然而,根據“好心警察”的透露,他們在凱瑟琳的口袋里找到了當票,白廳女尸沒有穿衣服,那些尸塊看起來就和《論人體結構》里的尸塊形狀一模一樣,唯一的區別她是女人,而不是男的。
接下來發現瑪麗的那天是市長巡游日,白天的時候杰克不會出現,警察們要維護現場安全,這又給了開膛手可乘之機。
安妮死了,家務就要喬治自己做,“清理”做起來麻煩極了,尤其是分尸現場,到處都是血,還是那種將案發現場留給警察來“清理”的感覺更適合他。
瑪麗為什么要邀請“開膛手”到她家里去呢?
她是高級妓女,如果不是因為特殊原因是不會到白教堂那樣的地方的。
《新窮人法》雖然規定女性在工作上和男性享受同等權利,卻沒有對她們的尊嚴加以保護。工廠主經常會用解雇來威脅女工們接受潛規則,然而懷孕甚至捕風捉影的流言都能害得她們失去工作。

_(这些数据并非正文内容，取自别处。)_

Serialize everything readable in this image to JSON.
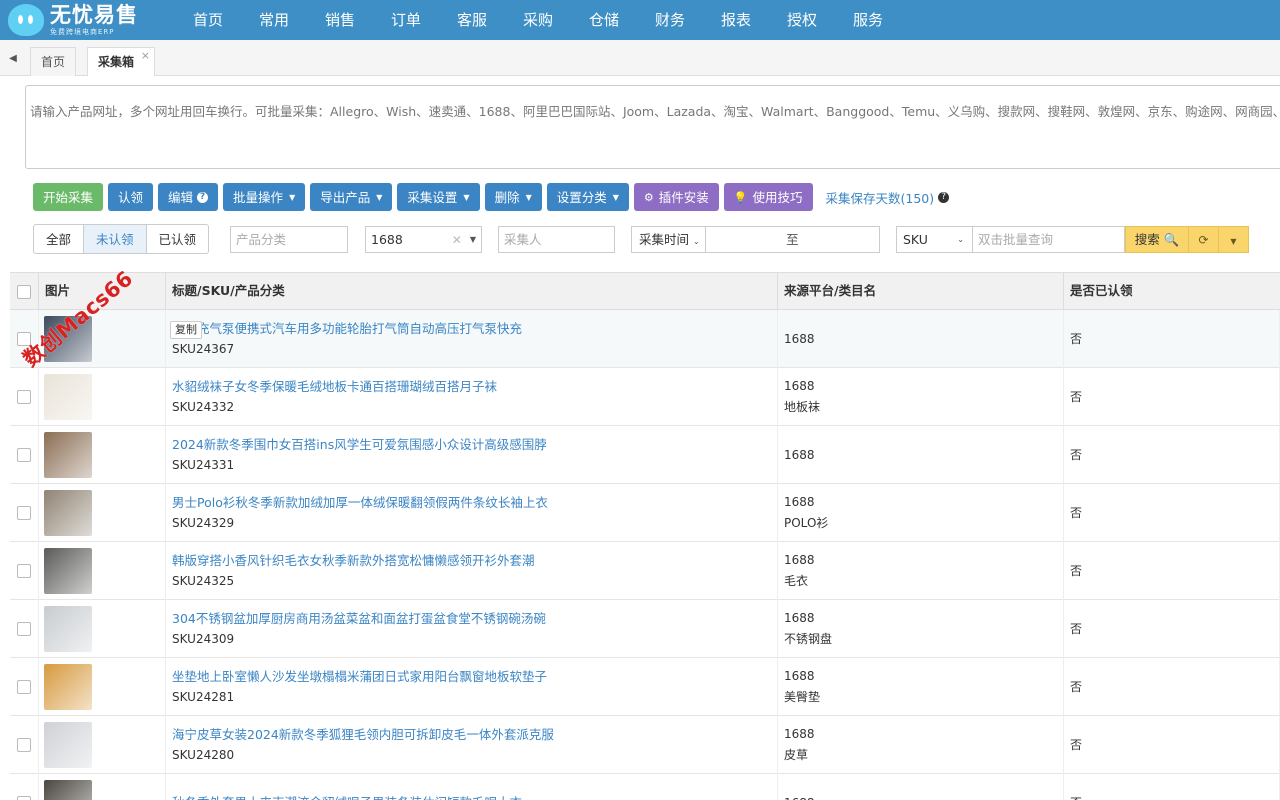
{
  "brand": {
    "title": "无忧易售",
    "subtitle": "免费跨境电商ERP"
  },
  "nav": [
    "首页",
    "常用",
    "销售",
    "订单",
    "客服",
    "采购",
    "仓储",
    "财务",
    "报表",
    "授权",
    "服务"
  ],
  "tabs": [
    {
      "label": "首页",
      "active": false
    },
    {
      "label": "采集箱",
      "active": true,
      "close": "×"
    }
  ],
  "url_input": {
    "placeholder": "请输入产品网址，多个网址用回车换行。可批量采集：Allegro、Wish、速卖通、1688、阿里巴巴国际站、Joom、Lazada、淘宝、Walmart、Banggood、Temu、义乌购、搜款网、搜鞋网、敦煌网、京东、购途网、网商园、ETSY、Onbuy、"
  },
  "toolbar": {
    "start": "开始采集",
    "claim": "认领",
    "edit": "编辑",
    "batch": "批量操作",
    "export": "导出产品",
    "settings": "采集设置",
    "delete": "删除",
    "category": "设置分类",
    "plugin": "插件安装",
    "tips": "使用技巧",
    "save_days": "采集保存天数(150)"
  },
  "filters": {
    "segments": [
      "全部",
      "未认领",
      "已认领"
    ],
    "active_segment": "未认领",
    "category_placeholder": "产品分类",
    "platform_value": "1688",
    "collector_placeholder": "采集人",
    "time_label": "采集时间",
    "range_sep": "至",
    "sku_label": "SKU",
    "batch_placeholder": "双击批量查询",
    "search_label": "搜索"
  },
  "table": {
    "headers": [
      "图片",
      "标题/SKU/产品分类",
      "来源平台/类目名",
      "是否已认领"
    ],
    "copy_label": "复制",
    "rows": [
      {
        "title": "无线充气泵便携式汽车用多功能轮胎打气筒自动高压打气泵快充",
        "sku": "SKU24367",
        "platform": "1688",
        "category": "",
        "claimed": "否",
        "thumb": "#3c4a5e"
      },
      {
        "title": "水貂绒袜子女冬季保暖毛绒地板卡通百搭珊瑚绒百搭月子袜",
        "sku": "SKU24332",
        "platform": "1688",
        "category": "地板袜",
        "claimed": "否",
        "thumb": "#e9e3d8"
      },
      {
        "title": "2024新款冬季围巾女百搭ins风学生可爱氛围感小众设计高级感围脖",
        "sku": "SKU24331",
        "platform": "1688",
        "category": "",
        "claimed": "否",
        "thumb": "#8a6e55"
      },
      {
        "title": "男士Polo衫秋冬季新款加绒加厚一体绒保暖翻领假两件条纹长袖上衣",
        "sku": "SKU24329",
        "platform": "1688",
        "category": "POLO衫",
        "claimed": "否",
        "thumb": "#8f8473"
      },
      {
        "title": "韩版穿搭小香风针织毛衣女秋季新款外搭宽松慵懒感领开衫外套潮",
        "sku": "SKU24325",
        "platform": "1688",
        "category": "毛衣",
        "claimed": "否",
        "thumb": "#5a5a58"
      },
      {
        "title": "304不锈钢盆加厚厨房商用汤盆菜盆和面盆打蛋盆食堂不锈钢碗汤碗",
        "sku": "SKU24309",
        "platform": "1688",
        "category": "不锈钢盘",
        "claimed": "否",
        "thumb": "#c8ccd0"
      },
      {
        "title": "坐垫地上卧室懒人沙发坐墩榻榻米蒲团日式家用阳台飘窗地板软垫子",
        "sku": "SKU24281",
        "platform": "1688",
        "category": "美臀垫",
        "claimed": "否",
        "thumb": "#d79a3f"
      },
      {
        "title": "海宁皮草女装2024新款冬季狐狸毛领内胆可拆卸皮毛一体外套派克服",
        "sku": "SKU24280",
        "platform": "1688",
        "category": "皮草",
        "claimed": "否",
        "thumb": "#cfd1d6"
      },
      {
        "title": "秋冬季外套男士夹克潮流金貂绒呢子男装冬装休闲短款毛呢大衣",
        "sku": "",
        "platform": "1688",
        "category": "",
        "claimed": "否",
        "thumb": "#4a4640"
      }
    ]
  },
  "watermark": "数创Macs66",
  "colors": {
    "topbar": "#3d8fc6",
    "primary": "#3b85c4",
    "green": "#6aba6a",
    "purple": "#8e6ec4",
    "yellow": "#f9d56c"
  }
}
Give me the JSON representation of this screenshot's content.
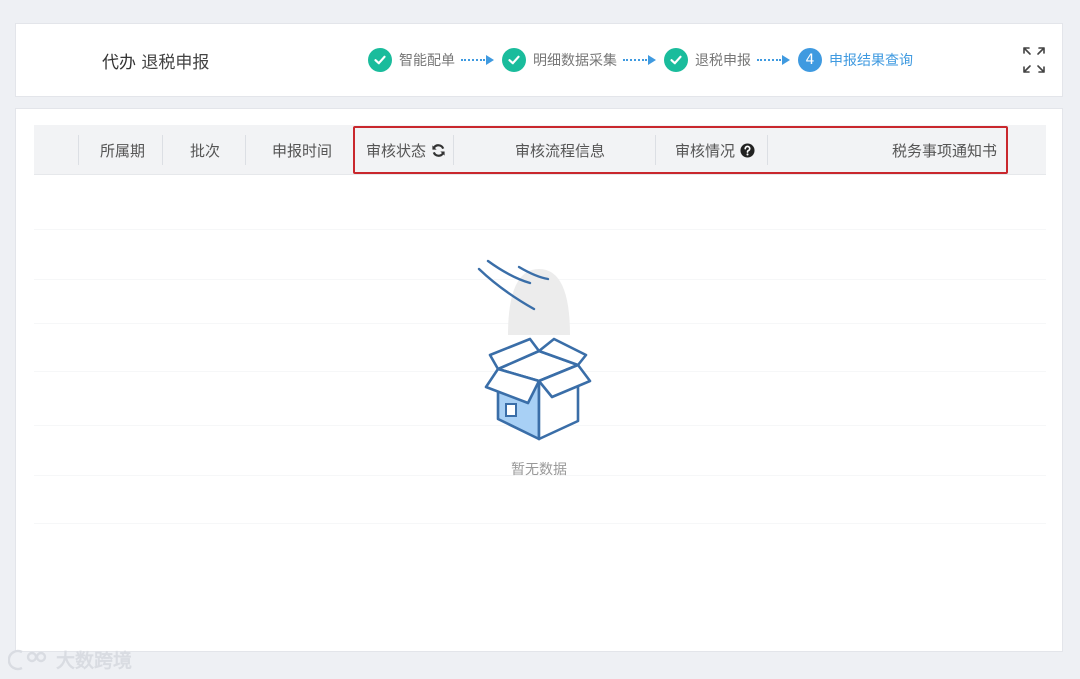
{
  "header": {
    "title_prefix": "代办",
    "title": "退税申报"
  },
  "steps": [
    {
      "label": "智能配单",
      "state": "done",
      "icon": "check-icon"
    },
    {
      "label": "明细数据采集",
      "state": "done",
      "icon": "check-icon"
    },
    {
      "label": "退税申报",
      "state": "done",
      "icon": "check-icon"
    },
    {
      "label": "申报结果查询",
      "state": "current",
      "number": "4"
    }
  ],
  "expand_icon": "fullscreen-expand-icon",
  "table": {
    "columns": [
      {
        "label": "所属期"
      },
      {
        "label": "批次"
      },
      {
        "label": "申报时间"
      },
      {
        "label": "审核状态",
        "icon": "refresh-icon"
      },
      {
        "label": "审核流程信息"
      },
      {
        "label": "审核情况",
        "icon": "help-icon"
      },
      {
        "label": "税务事项通知书"
      }
    ],
    "empty_text": "暂无数据"
  },
  "watermark": {
    "text": "大数跨境"
  },
  "colors": {
    "done": "#1abc9c",
    "current": "#3f9ae0",
    "highlight": "#c9272d"
  }
}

沒有資本貨物,沒有一技之長,在商品經濟的浪潮中,底層女性的出路還有什么?
被老板摸和被嫖客摸一樣,掙的錢還更多,她們不用在灰塵漫天的工廠工作10個小時以上,3、4晚就可以賺到小女仆一周的薪水。即使房屋租金會比工薪階層高很多,卻不愁沒有面包和水,身體也比女工和女仆們要健康的多。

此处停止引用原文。